Figure 7 illustrates the sample of elephant detection using YOLOv5 model.
3.3. Modules Used in Application Model
Motion detection: This module is connected to the intelligent camera. The camera captures the stream of pictures. The motion detection module extracts the moving element from this image and sends the data to the next module for further processing.
Elephant detection: This elephant detection module receives the data sent by the motion detection module. This module extracts the image of the elephant from the received data. This detection is done based on different image segmentation techniques. One of the detection techniques is explained in simple steps in the previous Algorithm 1. This module also computes the location of each elephant.
Table 2 shows some popular algorithms used for real-time detection.
Elephant tracker: The elephant tracking module receives information from the elephant detection module. This module calculates the optimal camera position based on the elephant’s last coordinate. This information is sent to the next camera control module.
Camera Control: The camera control module receives various parameters from the elephant tracker module and moves the camera according to these values.

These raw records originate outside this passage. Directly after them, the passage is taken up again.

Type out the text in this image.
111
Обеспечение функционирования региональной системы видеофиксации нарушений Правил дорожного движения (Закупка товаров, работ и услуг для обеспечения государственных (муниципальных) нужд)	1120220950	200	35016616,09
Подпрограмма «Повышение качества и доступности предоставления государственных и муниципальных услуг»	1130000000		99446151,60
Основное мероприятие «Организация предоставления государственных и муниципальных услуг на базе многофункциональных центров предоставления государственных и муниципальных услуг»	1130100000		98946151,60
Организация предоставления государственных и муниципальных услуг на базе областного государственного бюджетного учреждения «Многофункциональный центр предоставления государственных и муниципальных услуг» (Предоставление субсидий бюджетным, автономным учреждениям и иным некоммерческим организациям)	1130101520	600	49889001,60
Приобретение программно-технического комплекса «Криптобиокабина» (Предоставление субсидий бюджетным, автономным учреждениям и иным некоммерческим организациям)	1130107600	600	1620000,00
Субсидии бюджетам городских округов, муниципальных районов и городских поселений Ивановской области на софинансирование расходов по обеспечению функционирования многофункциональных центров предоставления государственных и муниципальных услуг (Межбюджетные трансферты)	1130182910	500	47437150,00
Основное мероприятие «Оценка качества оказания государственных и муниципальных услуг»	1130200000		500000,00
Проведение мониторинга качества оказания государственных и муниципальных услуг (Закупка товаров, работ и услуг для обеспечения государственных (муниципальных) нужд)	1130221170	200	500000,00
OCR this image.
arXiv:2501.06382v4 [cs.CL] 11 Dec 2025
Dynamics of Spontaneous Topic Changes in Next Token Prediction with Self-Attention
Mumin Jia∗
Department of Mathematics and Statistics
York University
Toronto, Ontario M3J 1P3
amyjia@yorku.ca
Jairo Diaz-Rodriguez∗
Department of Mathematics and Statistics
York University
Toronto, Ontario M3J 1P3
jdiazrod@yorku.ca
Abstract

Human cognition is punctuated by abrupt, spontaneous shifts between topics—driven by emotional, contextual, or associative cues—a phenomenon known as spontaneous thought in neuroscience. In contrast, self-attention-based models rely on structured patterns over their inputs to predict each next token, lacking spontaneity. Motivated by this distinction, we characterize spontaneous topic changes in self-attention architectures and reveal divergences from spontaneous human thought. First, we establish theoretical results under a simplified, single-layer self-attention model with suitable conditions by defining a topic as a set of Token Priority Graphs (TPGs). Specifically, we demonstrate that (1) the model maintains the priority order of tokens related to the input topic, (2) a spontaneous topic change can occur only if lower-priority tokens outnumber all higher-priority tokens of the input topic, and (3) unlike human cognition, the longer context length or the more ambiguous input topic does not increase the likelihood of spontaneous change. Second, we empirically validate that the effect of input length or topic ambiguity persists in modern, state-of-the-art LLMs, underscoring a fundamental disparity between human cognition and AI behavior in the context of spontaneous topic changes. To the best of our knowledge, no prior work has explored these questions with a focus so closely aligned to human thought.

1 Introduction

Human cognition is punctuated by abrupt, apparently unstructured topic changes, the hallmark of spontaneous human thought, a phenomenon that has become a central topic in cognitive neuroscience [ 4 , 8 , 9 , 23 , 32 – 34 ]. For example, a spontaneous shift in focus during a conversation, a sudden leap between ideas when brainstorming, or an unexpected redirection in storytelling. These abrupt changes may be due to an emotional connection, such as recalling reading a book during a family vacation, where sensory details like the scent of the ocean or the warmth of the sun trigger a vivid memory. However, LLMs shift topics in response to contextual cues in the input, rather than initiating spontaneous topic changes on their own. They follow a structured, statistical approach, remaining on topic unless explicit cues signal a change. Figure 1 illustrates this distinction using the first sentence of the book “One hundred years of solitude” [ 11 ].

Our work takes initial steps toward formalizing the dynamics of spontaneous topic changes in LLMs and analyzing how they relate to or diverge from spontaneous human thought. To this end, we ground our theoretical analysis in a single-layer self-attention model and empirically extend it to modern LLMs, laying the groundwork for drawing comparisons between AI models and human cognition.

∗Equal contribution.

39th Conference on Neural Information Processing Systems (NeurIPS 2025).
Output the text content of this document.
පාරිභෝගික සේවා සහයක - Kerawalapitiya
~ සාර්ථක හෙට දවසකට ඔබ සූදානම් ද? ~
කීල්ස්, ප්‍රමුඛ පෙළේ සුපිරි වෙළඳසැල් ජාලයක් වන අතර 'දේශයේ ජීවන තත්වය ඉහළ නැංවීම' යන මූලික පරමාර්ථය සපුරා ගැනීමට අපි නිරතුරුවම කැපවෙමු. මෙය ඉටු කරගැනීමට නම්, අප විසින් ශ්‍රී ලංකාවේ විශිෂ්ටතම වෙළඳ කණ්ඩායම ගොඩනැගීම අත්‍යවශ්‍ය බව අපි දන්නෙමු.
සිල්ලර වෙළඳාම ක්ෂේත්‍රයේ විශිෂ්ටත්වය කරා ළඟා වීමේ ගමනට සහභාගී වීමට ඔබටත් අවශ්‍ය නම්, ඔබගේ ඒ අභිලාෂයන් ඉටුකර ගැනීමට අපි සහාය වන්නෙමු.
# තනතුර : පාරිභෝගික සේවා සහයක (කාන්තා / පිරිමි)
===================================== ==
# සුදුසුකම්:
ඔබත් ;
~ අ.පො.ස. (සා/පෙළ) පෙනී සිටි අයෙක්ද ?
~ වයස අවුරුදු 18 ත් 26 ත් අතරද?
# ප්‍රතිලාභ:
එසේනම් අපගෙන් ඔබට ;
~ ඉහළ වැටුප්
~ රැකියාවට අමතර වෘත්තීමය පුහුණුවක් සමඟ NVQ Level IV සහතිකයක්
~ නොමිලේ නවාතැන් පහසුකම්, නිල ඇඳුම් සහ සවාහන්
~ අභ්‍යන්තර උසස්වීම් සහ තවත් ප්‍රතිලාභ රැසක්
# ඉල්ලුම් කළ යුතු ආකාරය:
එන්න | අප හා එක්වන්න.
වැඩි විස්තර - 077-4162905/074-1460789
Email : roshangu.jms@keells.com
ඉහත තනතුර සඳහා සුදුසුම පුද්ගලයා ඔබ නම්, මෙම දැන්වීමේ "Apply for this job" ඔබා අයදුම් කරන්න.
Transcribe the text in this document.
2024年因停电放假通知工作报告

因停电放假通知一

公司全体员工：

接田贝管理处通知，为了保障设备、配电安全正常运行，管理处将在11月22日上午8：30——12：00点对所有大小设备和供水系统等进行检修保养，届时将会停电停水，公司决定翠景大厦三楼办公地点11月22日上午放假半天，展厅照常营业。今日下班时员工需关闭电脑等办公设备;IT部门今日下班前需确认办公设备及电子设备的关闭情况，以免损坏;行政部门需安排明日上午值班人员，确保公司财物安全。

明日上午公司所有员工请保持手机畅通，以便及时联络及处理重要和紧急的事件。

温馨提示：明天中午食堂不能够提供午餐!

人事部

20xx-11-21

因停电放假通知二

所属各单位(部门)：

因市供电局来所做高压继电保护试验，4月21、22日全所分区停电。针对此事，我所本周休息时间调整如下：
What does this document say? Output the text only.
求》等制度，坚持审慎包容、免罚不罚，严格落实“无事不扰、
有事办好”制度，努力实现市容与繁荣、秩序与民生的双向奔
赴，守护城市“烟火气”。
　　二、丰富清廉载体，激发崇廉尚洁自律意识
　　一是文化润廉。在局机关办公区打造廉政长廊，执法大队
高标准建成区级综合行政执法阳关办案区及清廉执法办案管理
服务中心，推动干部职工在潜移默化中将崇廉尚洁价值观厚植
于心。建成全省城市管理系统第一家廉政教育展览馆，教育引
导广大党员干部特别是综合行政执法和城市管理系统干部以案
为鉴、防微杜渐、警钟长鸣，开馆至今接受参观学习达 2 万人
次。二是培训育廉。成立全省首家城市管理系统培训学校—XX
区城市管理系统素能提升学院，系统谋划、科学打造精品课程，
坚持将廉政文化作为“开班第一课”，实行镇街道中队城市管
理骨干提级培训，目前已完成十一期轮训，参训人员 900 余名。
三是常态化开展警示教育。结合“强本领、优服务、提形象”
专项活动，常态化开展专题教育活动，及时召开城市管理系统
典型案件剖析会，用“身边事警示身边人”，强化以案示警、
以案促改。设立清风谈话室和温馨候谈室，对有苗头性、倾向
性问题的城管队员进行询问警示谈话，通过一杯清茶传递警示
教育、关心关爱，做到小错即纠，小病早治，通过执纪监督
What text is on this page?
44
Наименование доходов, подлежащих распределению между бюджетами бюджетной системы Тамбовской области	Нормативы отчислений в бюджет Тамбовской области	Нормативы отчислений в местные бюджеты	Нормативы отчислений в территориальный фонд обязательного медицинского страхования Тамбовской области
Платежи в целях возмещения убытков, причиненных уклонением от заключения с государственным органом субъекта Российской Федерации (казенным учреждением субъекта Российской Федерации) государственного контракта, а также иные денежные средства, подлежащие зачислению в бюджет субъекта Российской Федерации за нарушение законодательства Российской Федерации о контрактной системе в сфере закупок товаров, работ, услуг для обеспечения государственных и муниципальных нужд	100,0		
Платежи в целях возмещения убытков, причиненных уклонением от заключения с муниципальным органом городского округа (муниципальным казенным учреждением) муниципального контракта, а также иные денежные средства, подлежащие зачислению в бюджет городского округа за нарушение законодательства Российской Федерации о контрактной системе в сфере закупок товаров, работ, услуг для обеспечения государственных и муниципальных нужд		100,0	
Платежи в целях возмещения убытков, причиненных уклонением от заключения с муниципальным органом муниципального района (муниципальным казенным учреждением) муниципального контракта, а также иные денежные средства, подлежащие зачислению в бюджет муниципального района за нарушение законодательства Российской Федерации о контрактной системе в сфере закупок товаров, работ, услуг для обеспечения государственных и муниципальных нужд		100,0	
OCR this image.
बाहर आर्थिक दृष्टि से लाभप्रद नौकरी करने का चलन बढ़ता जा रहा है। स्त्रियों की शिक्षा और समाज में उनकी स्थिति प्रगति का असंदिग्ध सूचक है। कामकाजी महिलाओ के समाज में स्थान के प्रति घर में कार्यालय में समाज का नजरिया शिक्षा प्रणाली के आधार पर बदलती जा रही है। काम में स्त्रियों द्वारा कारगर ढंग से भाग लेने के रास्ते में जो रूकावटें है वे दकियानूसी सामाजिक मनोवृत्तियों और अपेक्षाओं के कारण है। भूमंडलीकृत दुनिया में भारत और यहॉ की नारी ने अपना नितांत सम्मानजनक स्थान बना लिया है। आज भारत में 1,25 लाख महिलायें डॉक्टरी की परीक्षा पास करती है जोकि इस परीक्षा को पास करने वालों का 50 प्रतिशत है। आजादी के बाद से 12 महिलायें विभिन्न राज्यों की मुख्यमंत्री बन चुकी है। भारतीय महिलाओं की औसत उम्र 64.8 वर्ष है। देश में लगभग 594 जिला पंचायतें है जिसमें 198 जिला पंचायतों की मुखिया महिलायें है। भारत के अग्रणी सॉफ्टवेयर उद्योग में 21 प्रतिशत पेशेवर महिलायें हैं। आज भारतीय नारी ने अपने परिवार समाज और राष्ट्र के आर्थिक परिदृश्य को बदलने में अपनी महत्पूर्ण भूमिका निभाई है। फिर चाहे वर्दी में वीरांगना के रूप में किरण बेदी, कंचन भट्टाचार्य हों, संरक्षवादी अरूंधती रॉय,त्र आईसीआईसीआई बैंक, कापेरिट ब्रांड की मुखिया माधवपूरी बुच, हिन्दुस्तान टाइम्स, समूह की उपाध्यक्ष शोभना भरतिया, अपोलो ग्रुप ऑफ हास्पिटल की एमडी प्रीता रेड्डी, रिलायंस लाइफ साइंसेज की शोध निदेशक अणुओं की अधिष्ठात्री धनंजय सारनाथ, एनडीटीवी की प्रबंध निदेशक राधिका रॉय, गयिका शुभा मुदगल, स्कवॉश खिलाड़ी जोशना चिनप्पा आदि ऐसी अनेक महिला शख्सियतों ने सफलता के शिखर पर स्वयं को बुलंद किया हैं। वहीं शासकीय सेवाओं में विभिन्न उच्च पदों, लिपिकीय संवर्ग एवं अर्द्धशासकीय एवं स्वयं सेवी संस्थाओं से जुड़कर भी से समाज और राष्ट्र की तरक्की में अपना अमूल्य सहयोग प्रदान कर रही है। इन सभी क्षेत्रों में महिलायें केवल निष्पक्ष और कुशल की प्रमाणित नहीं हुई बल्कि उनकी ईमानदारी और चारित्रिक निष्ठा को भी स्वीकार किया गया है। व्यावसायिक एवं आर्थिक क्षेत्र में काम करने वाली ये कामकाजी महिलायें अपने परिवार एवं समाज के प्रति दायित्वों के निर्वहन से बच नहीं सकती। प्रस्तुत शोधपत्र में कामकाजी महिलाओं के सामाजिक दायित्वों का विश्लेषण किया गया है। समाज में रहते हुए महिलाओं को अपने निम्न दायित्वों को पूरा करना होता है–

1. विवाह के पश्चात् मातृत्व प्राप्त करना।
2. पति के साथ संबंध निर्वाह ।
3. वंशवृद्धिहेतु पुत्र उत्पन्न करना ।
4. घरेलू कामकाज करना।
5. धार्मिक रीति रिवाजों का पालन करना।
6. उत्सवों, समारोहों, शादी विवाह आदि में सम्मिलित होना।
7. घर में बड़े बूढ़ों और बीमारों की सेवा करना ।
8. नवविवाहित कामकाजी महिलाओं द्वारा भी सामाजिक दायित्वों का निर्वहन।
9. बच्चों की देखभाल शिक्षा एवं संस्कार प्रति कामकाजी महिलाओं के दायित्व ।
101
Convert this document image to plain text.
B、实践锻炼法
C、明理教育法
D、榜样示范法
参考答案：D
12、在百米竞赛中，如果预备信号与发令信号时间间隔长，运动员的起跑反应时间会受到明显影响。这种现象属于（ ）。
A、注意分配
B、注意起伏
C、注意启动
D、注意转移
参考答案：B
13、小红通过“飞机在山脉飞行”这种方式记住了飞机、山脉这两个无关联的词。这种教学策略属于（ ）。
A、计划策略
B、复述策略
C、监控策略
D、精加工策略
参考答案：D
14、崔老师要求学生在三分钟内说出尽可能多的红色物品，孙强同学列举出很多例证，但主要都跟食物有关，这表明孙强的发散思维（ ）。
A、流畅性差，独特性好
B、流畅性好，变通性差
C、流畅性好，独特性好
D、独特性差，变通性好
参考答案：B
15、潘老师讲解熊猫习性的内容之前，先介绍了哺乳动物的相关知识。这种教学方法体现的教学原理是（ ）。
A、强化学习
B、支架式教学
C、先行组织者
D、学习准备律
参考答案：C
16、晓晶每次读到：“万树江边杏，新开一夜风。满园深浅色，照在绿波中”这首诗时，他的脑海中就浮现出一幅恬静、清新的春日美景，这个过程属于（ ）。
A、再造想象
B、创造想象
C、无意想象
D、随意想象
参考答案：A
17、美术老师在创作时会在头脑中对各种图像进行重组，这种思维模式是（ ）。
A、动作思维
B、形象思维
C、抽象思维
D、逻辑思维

Light Interface: Based on the presence of elephants, the elephant detection module sends the information to the light interface. This module controls the lighting installed next to the railroad tracks.
Table 3 represents the amount of data generated by the camera sensor after a 5-millisecond interval. That CPU length (Mill. Ins.) represents the number of instructions present on that data and tupleNWlength (Bytes) represents the size of data in Bytes. That is similar to the
Video Stream tuple type in
Table 4.
Figure 8 shows the data sequence diagram of the entire system. This figure contains cameras, including a sensor and an actuator, a fog node, a LED light base station, and a rail driver. In our simulation process, the camera is nothing more than a fog device. Within the device, two primary operations take place: (1) recording the raw video. (2) Detecting the motion video and uploading the video to the fog node.
Figure 8 consists of four nodes connected by communication links. After the task is placed in this fog node for processing, the fog nodes coordinate with each other. The result is reflected on the LED light and the elephant detection base camp/station.